COMMENTS:—328 entries, 293 correct—most errors caused by TITUP. Some said it was much harder than usual, others that it was much easier (one claimed his record time): this seems to me most satisfactory! There were some very good clues sent but also rather more unsoundly worded ones than usual; so I will devote my space to these in the hope of being helpful. Note that some of the clues below are quoted in part only: the unquoted parts are sound.

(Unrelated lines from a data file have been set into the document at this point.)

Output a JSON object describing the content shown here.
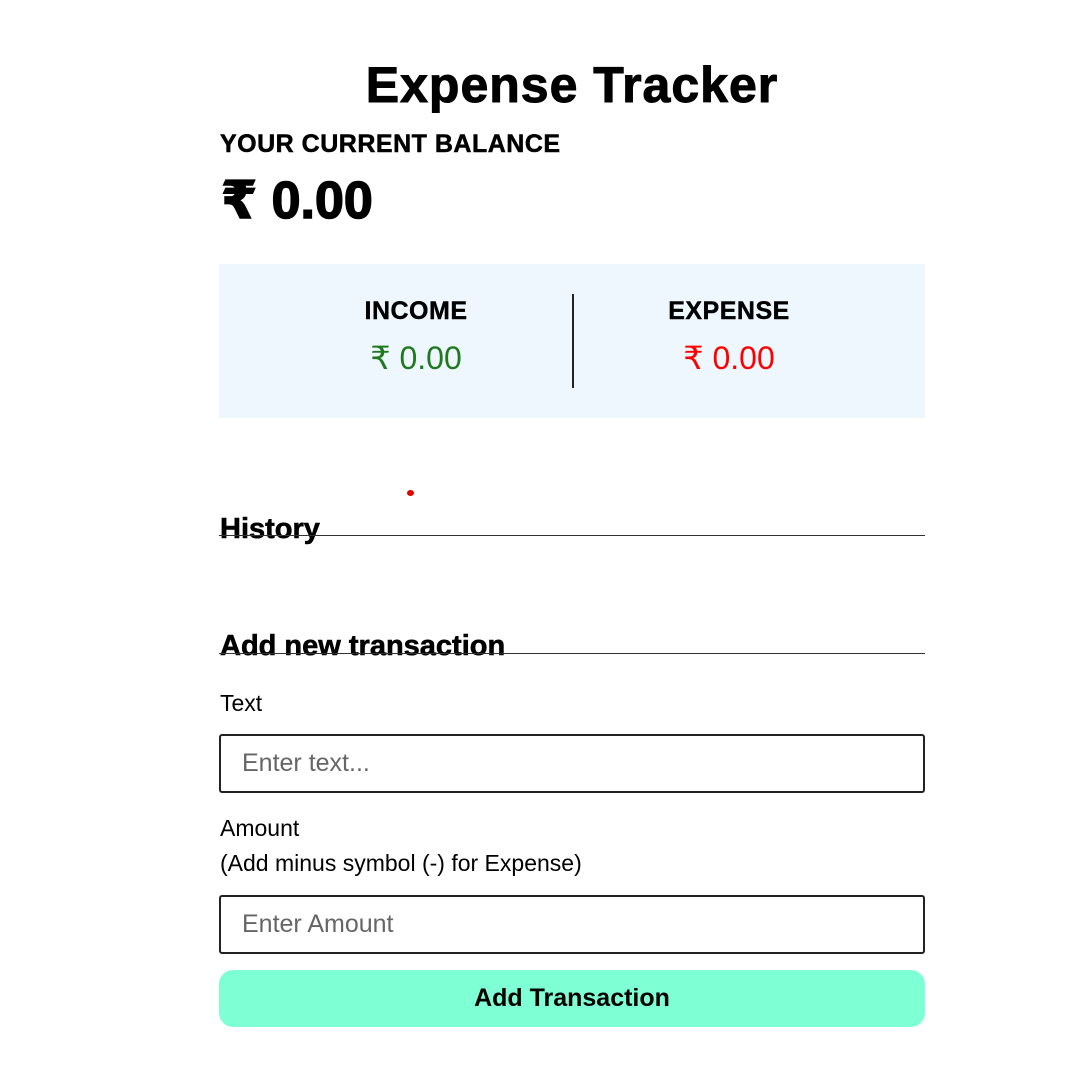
{
  "app": {
    "title": "Expense Tracker"
  },
  "balance": {
    "label": "YOUR CURRENT BALANCE",
    "value": "₹ 0.00"
  },
  "summary": {
    "income_label": "INCOME",
    "income_value": "₹ 0.00",
    "expense_label": "EXPENSE",
    "expense_value": "₹ 0.00"
  },
  "history": {
    "heading": "History"
  },
  "add_transaction": {
    "heading": "Add new transaction",
    "text_label": "Text",
    "text_placeholder": "Enter text...",
    "text_value": "",
    "amount_label_line1": "Amount",
    "amount_label_line2": "(Add minus symbol (-) for Expense)",
    "amount_placeholder": "Enter Amount",
    "amount_value": "",
    "submit_label": "Add Transaction"
  },
  "colors": {
    "income": "#1f7a1f",
    "expense": "#ff0000",
    "summary_background": "#eff7fe",
    "button_background": "#7fffd4"
  }
}
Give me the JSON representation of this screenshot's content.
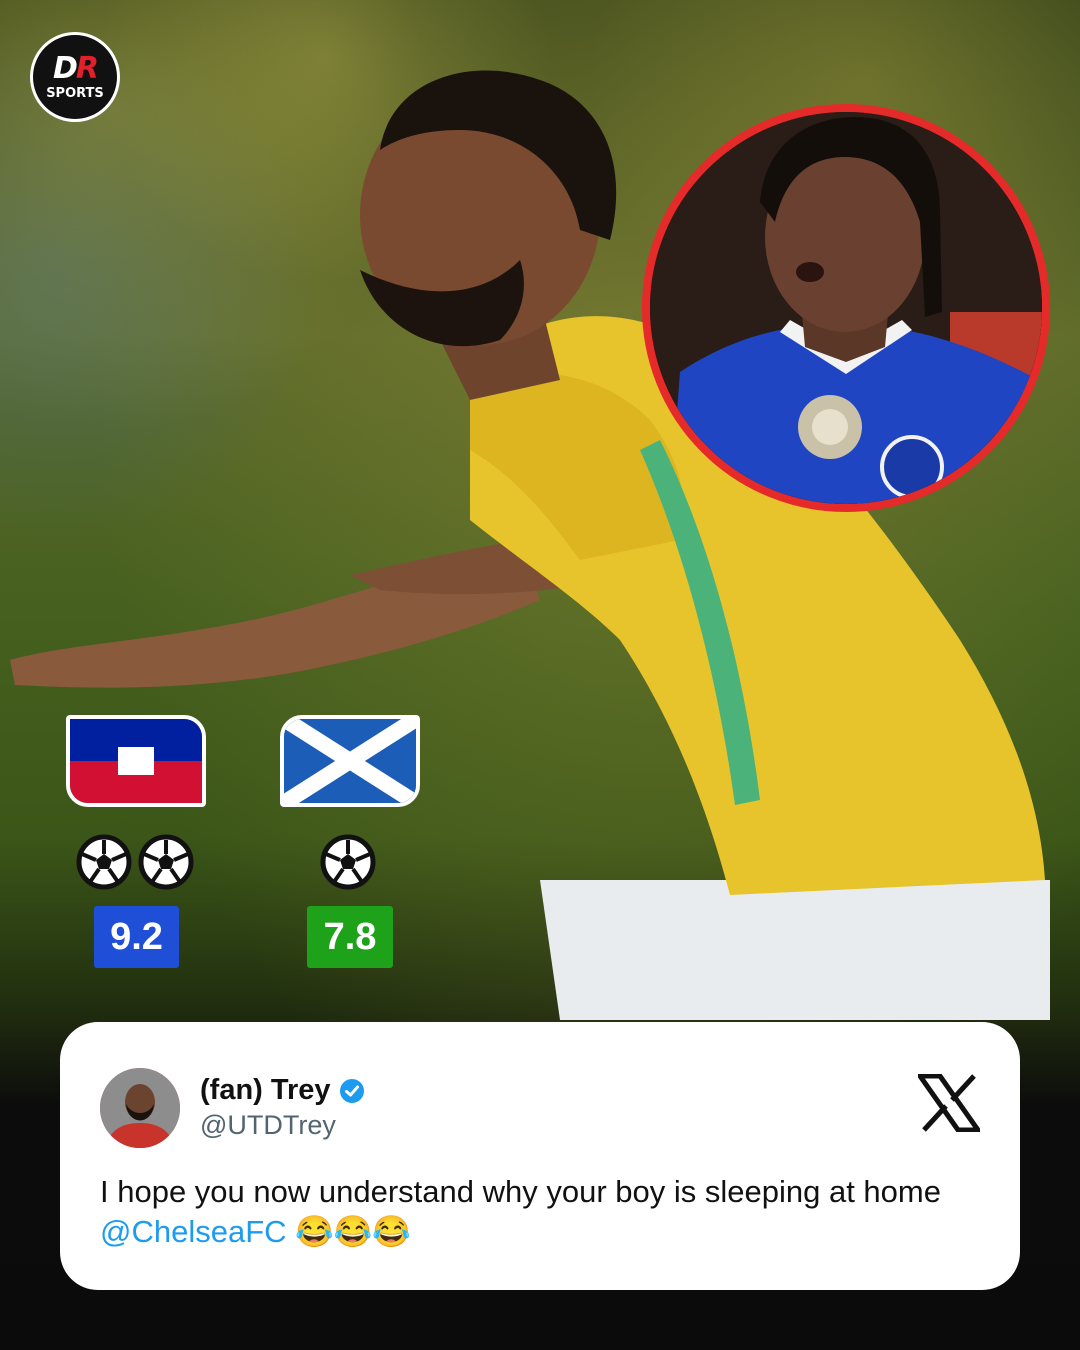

“He … will bitterly abuse a squealer”: will is redundant and cannot be fairly interpreted in a description of the parts of the word. “A headache after you travel by train?...”: a similar case—you is redundant. “I’m preparing the fence … the wild part trellis, I think, the rest wattle”: a worse case—the last four words are padding and unfair to the solver: wattle = fencing material doesn’t help, as it isn’t coherently worked in. “For those who stake the limit in fair-sized fields, the Racing journalists all tip triers to be placed”: (1) the definition is of a plural word, (2) it is a questionable definition, I think, anyway, (3) the R.j. are redundant and unfair, (4) to be placed is a questionable indication of an anag., not suggesting mixture. “He who grumbles quietly before a pile of rubbish”: amusing in its “& lit.” implication, but He who is redundant and misleading in the indication of “rails”—this ruins the clue—bad luck. “Whilst a woodworker makes trellis I part the logs”: this is excellent in its “& lit.” implication, but the indication of the anag. is not clearly given—the solver is asked to read it as “a woodworker makes trellis I part” and to disregard the beginning and the end for this purpose: he cannot fairly be expected to do so—again, bad luck. “Informers who make things hard for receivers of stolen goods”: a clue to a clue, which is not fair—rail-splitters make things hard for fences, but not for fences in that sense: this type of indication violates the principle that one must say what one means. “He got into a spin, crashed and was taken away on a stretcher (turbulent air started it)”: this violates almost every principle at once, I fear! (1) spin for spiral is an unfair indirect anag. (2) was taken away on is redundant (3) there is not even a definition of the whole word at all, (4) why is the whole thing in the past tense?
There are some excellent ideas embodied in these clues, but sound wording is essential if the solver is to be satisfied. I hope the writers will accept my assurance that I am trying to help and not to be abusive!